Inside Fuel: March 22, 2017
At Our Core, People First
By: Fuel Transport

Probably the single most important thing to understand about Fuel is how all-important personal relationships are to founder Rob Piccioni.

Piccioni has built a very successful logistics company in a highly competitive industry, because he cares most about how Fuel treats its employees and how those employees treat Fuel’s customers.

“The success we’ve enjoyed the past few years has been driven by our people and relationships,” says Piccioni. “If I didn’t have these people I wouldn’t have anything.” That people-first philosophy is an unusual one for the industry. But it’s what has guided Piccioni from day one, and it infuses all parts of the Fuel culture and shapes almost every move they make as a company. “I want us to make human decisions before we make business decisions,” he says.

That means when a call comes in with what might seem like a difficult request, Piccioni wants his team to remember there is a human on the other end of the line with their own personal challenges just trying to do their job. Fuel staff should think, first and foremost, about helping that person solve that problem. “We want to be known as a good company that does honorable things and is not motivated just by short-term financial gain,” he says. And that’s an extraordinary thing in transport and logistics today, because the industry is dominated by short-term thinking. Fuel, on the other hand, is going in the opposite direction, striving for long-term relationships with clients to become a trusted strategic partner that adds value to the business of every client and produces a better, more efficient supply chain.

“The way we will do that is by investing in our people, giving them the tools and demonstrating the behaviors that we believe define modern logistics professionalism,” says Piccioni. That word—professionalism—hasn’t often been used to describe the industry, but Piccioni insists upon it for Fuel. “There are big companies that rely on us to move their freight,” he says. “We want our employees to come in, work hard, be professionals and take very seriously that mission to be better.”

The strategy has been very effective. Fuel is winning new business and growing quickly with recruiters working full time to find the people who can thrive within Fuel’s culture and drive future growth.

Because Fuel is so different and the vision so unique, Piccioni prefers to hire people who have no experience with other logistics firms. Instead, Fuel’s recruiters focus more on fit and look for qualities like tenacity and resiliency. A freight brokerage is a high-pressure environment and since trucks are moving across the continent quite literally 24/7, Fuel is always open for business and operations staff are always on call.

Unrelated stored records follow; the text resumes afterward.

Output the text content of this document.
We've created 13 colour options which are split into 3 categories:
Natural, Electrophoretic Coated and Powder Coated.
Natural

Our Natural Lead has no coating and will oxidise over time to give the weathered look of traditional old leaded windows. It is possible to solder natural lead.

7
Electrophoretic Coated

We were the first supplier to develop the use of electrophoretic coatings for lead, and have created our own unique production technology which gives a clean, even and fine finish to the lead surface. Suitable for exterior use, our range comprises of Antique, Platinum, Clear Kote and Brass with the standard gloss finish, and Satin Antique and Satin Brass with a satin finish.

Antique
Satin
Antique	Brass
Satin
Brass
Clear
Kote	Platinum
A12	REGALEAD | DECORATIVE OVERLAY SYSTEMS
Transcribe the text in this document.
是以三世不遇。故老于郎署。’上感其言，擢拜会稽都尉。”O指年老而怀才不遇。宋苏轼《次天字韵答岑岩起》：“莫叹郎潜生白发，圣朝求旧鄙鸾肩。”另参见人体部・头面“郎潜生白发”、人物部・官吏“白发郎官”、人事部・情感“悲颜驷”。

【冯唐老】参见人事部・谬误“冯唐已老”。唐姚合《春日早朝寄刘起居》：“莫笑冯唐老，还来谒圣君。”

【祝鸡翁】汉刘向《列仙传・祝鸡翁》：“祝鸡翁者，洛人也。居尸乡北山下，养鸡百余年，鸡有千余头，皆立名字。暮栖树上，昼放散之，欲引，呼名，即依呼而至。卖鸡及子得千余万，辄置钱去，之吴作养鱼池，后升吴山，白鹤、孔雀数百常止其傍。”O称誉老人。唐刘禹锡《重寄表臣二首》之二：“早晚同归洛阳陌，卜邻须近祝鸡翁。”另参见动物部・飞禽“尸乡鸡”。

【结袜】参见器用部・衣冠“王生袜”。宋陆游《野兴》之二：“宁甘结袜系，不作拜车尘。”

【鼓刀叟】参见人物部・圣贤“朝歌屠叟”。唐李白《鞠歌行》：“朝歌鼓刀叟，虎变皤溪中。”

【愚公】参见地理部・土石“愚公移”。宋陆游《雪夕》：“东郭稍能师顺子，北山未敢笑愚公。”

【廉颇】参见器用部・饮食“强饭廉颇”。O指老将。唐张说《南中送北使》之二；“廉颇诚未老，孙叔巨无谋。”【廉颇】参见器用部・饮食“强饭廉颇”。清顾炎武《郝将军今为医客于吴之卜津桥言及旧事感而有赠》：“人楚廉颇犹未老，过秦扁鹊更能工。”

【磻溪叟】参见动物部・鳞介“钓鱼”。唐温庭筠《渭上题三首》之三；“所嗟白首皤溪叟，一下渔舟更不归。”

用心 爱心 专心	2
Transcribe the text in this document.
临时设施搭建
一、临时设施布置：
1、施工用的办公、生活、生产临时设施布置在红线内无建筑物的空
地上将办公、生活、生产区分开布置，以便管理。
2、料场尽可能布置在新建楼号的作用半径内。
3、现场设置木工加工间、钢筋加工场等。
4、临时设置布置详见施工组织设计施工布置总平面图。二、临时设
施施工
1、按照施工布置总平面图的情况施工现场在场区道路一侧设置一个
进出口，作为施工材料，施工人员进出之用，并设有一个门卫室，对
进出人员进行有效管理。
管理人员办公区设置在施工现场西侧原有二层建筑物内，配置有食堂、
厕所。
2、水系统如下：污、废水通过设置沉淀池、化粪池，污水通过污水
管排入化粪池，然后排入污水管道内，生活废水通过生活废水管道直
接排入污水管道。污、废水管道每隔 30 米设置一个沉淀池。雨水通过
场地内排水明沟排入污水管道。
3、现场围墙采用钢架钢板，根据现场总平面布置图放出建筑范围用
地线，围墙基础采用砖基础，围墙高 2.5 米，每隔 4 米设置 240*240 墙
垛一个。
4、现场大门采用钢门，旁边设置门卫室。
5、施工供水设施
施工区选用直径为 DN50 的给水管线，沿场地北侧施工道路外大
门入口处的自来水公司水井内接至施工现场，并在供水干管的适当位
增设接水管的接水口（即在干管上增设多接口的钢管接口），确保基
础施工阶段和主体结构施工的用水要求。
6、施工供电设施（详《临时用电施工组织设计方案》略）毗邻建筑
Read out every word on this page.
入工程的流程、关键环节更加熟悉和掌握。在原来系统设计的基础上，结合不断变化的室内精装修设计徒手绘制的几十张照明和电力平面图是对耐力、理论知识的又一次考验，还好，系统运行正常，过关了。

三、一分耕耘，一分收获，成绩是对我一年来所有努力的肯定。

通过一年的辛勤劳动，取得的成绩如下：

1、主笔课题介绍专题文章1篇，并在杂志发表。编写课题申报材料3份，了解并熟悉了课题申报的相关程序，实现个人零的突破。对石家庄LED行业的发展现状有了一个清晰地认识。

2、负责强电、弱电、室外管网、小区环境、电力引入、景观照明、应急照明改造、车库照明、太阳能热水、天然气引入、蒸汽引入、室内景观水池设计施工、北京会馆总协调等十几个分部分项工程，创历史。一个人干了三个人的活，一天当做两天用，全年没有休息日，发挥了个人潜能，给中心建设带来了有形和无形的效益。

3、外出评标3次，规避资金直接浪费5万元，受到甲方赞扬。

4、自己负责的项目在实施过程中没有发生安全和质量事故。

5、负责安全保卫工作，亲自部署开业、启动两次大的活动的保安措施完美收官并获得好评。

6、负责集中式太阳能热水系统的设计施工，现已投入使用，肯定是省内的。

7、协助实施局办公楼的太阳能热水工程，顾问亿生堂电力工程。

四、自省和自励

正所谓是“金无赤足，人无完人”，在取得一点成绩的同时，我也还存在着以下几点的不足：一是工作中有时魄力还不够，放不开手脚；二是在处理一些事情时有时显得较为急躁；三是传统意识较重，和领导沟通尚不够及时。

It is demanding, but those willing to take on the challenge, who will work hard and embrace the Fuel way of doing things, become part of a team that is unlike any other in the industry, says Fuel’s director of operations Peter Perrella. “Working here is more of a lifestyle than a job,” he says. “We treat each other like friends and family rather than coworkers.” In that kind of environment, management shows up early with everyone else, everyone hustles hard all week to answer every client request, and still employees go golfing together most weekends. “Everyone just looks out for everyone else,” says Perrella. “I’ve seen us ready to head home late on Friday when someone gets an urgent call from a client. Everyone will turn around, take their coats off and sit back down and look for ways to solve the problem. Nobody on this team wants to leave anyone behind. That’s just how we live at Fuel.”